Padre estremamente duro e madre infinitamente amorevole. L’infanzia di Jack è polarizzata da due genitori che gli impartiscono precetti diversi fra loro. Negli anni cinquanta, in Texas, si cresce anche così. Una famiglia come tante, tre fratelli e la provincia, la natura. Finché il dolore non entra in scena, quando uno dei fratelli perde precocemente la vita. Ed entrano in scena pure le domande. Con esse inizia un percorso di consapevolezza che Jack termina ormai quando è divenuto adulto.
La grandezza di un film è quando senti un pugno allo stomaco. Proprio alla bocca dello stomaco. Non importa che la sensazione possa portare entusiasmo oppure riprovazione. Farti arrabbiare o illuminarti sul senso della vita. È l’effetto che conta: il fiato che manca, le immagini che ti rincorrono appena scorrono i titoli di coda. Sei minuti di applausi alla prima di Cannes riservata al pubblico, ululati e fischi conditi da non troppi battiti di mano per la proiezione riservata alla stampa. Non sappiamo se “L’albero della vita” di Malick sia un capolavoro. Sicuramente però, entrerà, a suo modo, nella storia della settima arte. Perché di arte si tratta, che piaccia o no.

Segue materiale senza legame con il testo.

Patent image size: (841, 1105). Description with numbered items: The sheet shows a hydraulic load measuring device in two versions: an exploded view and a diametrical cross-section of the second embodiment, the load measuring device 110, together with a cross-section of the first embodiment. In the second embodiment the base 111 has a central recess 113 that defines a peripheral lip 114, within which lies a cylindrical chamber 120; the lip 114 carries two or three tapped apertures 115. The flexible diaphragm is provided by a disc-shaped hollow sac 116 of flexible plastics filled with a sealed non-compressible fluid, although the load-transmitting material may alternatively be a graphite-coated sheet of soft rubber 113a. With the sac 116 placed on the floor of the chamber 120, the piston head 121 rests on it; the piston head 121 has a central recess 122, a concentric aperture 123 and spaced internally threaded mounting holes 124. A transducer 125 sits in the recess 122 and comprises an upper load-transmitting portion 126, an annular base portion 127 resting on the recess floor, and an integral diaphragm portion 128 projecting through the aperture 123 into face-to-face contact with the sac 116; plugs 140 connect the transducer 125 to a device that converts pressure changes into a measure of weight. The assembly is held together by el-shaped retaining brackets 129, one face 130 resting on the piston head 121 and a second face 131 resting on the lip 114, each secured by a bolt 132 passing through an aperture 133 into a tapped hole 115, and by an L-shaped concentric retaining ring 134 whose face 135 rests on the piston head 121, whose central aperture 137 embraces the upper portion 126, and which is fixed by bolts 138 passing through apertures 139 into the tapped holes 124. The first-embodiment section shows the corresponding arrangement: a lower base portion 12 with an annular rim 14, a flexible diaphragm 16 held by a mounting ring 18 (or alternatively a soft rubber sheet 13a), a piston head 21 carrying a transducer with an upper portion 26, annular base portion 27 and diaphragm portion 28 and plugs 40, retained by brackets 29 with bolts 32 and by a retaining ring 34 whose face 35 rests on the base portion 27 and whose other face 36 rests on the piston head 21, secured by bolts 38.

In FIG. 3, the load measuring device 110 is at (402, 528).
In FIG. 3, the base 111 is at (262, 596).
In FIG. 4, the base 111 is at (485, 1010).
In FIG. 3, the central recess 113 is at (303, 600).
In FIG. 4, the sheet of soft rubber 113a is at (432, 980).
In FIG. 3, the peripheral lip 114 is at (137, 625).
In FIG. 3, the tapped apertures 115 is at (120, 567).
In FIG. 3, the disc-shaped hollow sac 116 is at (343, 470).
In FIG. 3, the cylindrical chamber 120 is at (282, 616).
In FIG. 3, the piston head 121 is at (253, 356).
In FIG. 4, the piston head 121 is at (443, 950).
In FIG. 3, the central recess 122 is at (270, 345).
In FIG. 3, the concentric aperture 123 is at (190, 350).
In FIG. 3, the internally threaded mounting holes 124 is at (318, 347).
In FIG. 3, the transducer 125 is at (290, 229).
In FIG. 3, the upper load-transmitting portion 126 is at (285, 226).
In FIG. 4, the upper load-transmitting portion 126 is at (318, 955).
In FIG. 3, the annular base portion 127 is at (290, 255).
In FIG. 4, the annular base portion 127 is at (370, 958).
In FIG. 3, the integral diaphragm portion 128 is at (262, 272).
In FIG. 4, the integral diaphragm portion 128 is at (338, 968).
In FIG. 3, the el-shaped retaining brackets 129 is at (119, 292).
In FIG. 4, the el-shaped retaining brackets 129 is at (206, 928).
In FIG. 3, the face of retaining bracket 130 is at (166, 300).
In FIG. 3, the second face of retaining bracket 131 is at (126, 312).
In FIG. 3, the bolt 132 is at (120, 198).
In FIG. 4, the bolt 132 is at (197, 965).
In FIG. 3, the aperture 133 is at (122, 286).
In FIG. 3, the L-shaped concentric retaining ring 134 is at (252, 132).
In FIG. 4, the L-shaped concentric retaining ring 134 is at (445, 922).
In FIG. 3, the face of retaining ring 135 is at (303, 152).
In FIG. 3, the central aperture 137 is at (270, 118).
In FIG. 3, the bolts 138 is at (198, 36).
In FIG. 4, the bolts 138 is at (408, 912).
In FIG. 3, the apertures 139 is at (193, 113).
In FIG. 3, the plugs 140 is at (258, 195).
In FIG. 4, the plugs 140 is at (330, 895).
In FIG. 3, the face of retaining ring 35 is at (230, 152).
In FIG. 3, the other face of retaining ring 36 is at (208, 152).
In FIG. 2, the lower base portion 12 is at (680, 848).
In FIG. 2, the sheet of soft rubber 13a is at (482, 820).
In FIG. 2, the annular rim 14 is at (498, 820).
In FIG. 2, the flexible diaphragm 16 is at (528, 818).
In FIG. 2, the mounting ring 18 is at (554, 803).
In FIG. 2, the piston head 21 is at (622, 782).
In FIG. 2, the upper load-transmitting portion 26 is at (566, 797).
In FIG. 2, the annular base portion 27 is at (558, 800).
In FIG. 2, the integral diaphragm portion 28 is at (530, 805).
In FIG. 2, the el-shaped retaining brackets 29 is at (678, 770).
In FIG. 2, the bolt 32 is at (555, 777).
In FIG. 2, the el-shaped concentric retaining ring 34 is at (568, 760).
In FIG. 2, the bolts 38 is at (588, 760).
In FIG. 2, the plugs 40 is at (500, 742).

Sofferto, pensato, cesellato, montato e rimontato, nelle prime ottimistiche previsioni sarebbe dovuto uscire nelle sale americane, addirittura, nel 2009. E invece vede la luce sulla Croisette nel 2011. Niente è facile, tutto è sofferto con questo cineasta di settant’anni che in quaranta di attività ha prodotto solo cinque pellicole: La rabbia giovane (1973), I giorni del cielo (1978), La sottile linea rossa (1998), Il nuovo mondo (2005) ed in ultimo, il nostro di film. Quando si mette dietro una macchina da presa è pura tribolazione. Interiore. Il copione modificato giorno dopo giorno, le inquadrature che si soffermano sul creato, le battute che non devono essere per forza apprese a menadito dagli interpreti. Ecco perché c’è chi lo fischia e chi, come Brad Pitt, risponde alle critiche dicendo: “ma questa è poesia!”. C’è un cinema fuori dal cinema, o meglio, nei meandri più reconditi del cinema trovi qualcosa che risponde al lavoro di Terrence Malick. Fatto di pochi dialoghi, ridotti all’essenziale, e di tante immagini, di qualità: e infatti, l’impatto visivo di The Tree of Life è notevole. Un coacervo di suggestioni e messaggi al limite del decifrabile. Verrebbe da dire una sorta di snobismo. Una vena comunicativa che si annoda su di sé, come se il regista raccontasse una storia per se stesso e non per gli altri.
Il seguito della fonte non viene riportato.